Dünkü maçın ışığında 'Yeni Bayern Münih'in futbola nasıl bir seyir zevki getirdiğini, neleri doğru yaptığını irdelemek istiyorum.

Kadro ve diziliş şu şekilde idi :

----------------------Kahn--------------------------
Lahm-------Lucio----------Demichelis------Jansen
------------Van Bommel---Zé Roberto-----------
Schweinsteiger------------------------------ Ribéry
------------------Toni----Klose---------------------

Lahm hücum yönü, Jansen savunma yönü daha kuvvetli 2 bek, birbirlerini bu konuda tamamladıklarını rahatlıkla görebiliyoruz. Jansen'in uzun boyu ile 3. stoper olarak da savunmaya ciddi bir katkısı var. Lahm'in disiplinli bindirmeleri ile hücum varvasyonlarına katıldığını da söyleyelim. Lucescu'nun bu başarılı uygulamayı -bir bek hücum bir bek savunma- zaman zaman Capone ile Galatasaray'da da yakaladığını hatırlamaktayız. Lucio ile devam edelim.
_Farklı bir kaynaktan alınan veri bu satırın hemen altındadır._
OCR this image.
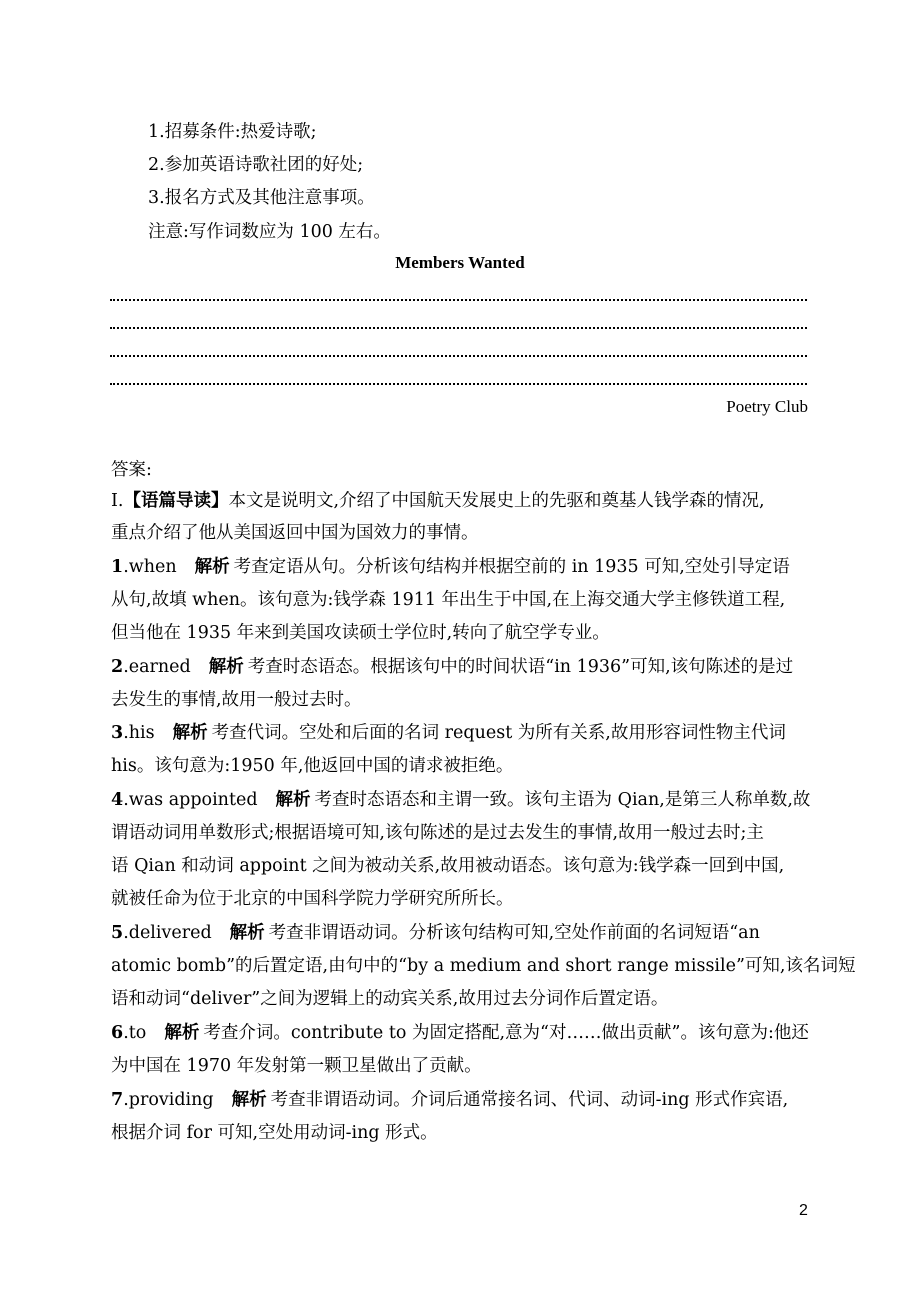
1.招募条件:热爱诗歌;
2.参加英语诗歌社团的好处;
3.报名方式及其他注意事项。
注意:写作词数应为 100 左右。
Members Wanted
Poetry Club
答案:
Ⅰ.【语篇导读】本文是说明文,介绍了中国航天发展史上的先驱和奠基人钱学森的情况,
重点介绍了他从美国返回中国为国效力的事情。
1.when 解析 考查定语从句。分析该句结构并根据空前的 in 1935 可知,空处引导定语
从句,故填 when。该句意为:钱学森 1911 年出生于中国,在上海交通大学主修铁道工程,
但当他在 1935 年来到美国攻读硕士学位时,转向了航空学专业。
2.earned 解析 考查时态语态。根据该句中的时间状语“in 1936”可知,该句陈述的是过
去发生的事情,故用一般过去时。
3.his 解析 考查代词。空处和后面的名词 request 为所有关系,故用形容词性物主代词
his。该句意为:1950 年,他返回中国的请求被拒绝。
4.was appointed 解析 考查时态语态和主谓一致。该句主语为 Qian,是第三人称单数,故
谓语动词用单数形式;根据语境可知,该句陈述的是过去发生的事情,故用一般过去时;主
语 Qian 和动词 appoint 之间为被动关系,故用被动语态。该句意为:钱学森一回到中国,
就被任命为位于北京的中国科学院力学研究所所长。
5.delivered 解析 考查非谓语动词。分析该句结构可知,空处作前面的名词短语“an
atomic bomb”的后置定语,由句中的“by a medium and short range missile”可知,该名词短
语和动词“deliver”之间为逻辑上的动宾关系,故用过去分词作后置定语。
6.to 解析 考查介词。contribute to 为固定搭配,意为“对……做出贡献”。该句意为:他还
为中国在 1970 年发射第一颗卫星做出了贡献。
7.providing 解析 考查非谓语动词。介词后通常接名词、代词、动词-ing 形式作宾语,
根据介词 for 可知,空处用动词-ing 形式。
2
Bayern'in ülkenin en iyi oyuncularını toplama politikasının sonucu da olsa Lucio çok özel bir savunma oyuncusu. Rakibin doğru bir dizilişle uyguladığı alan savunmasını kırabilmenin en akılcı yolu stoperlerinizin topla ilerleyerek oyuna katılmasıdır. Popescu'nun toplu çıkışlarından sonraki verdiği paslarla açılan oyunu hatırlıyoruz burada da. Lucio bu katılımı en iyi uygulayan oyuncu sanırım tüm dünyada ve onun da tamamlayıcısı savunma yönü kuvvetli ve çabuk bir oyuncu olan Demichelis. Her 2 oyuncu da hamleli, pozisyon alma önsezine sahip, duracağı yeri bilen, alan ve markaj savunmayı değişerek oynayabilen oyuncular. Tüm bunların yanında Bayern'in Sagnol, Van Buyten, Ismael gibi 3 önemli savunma oyuncusu daha var.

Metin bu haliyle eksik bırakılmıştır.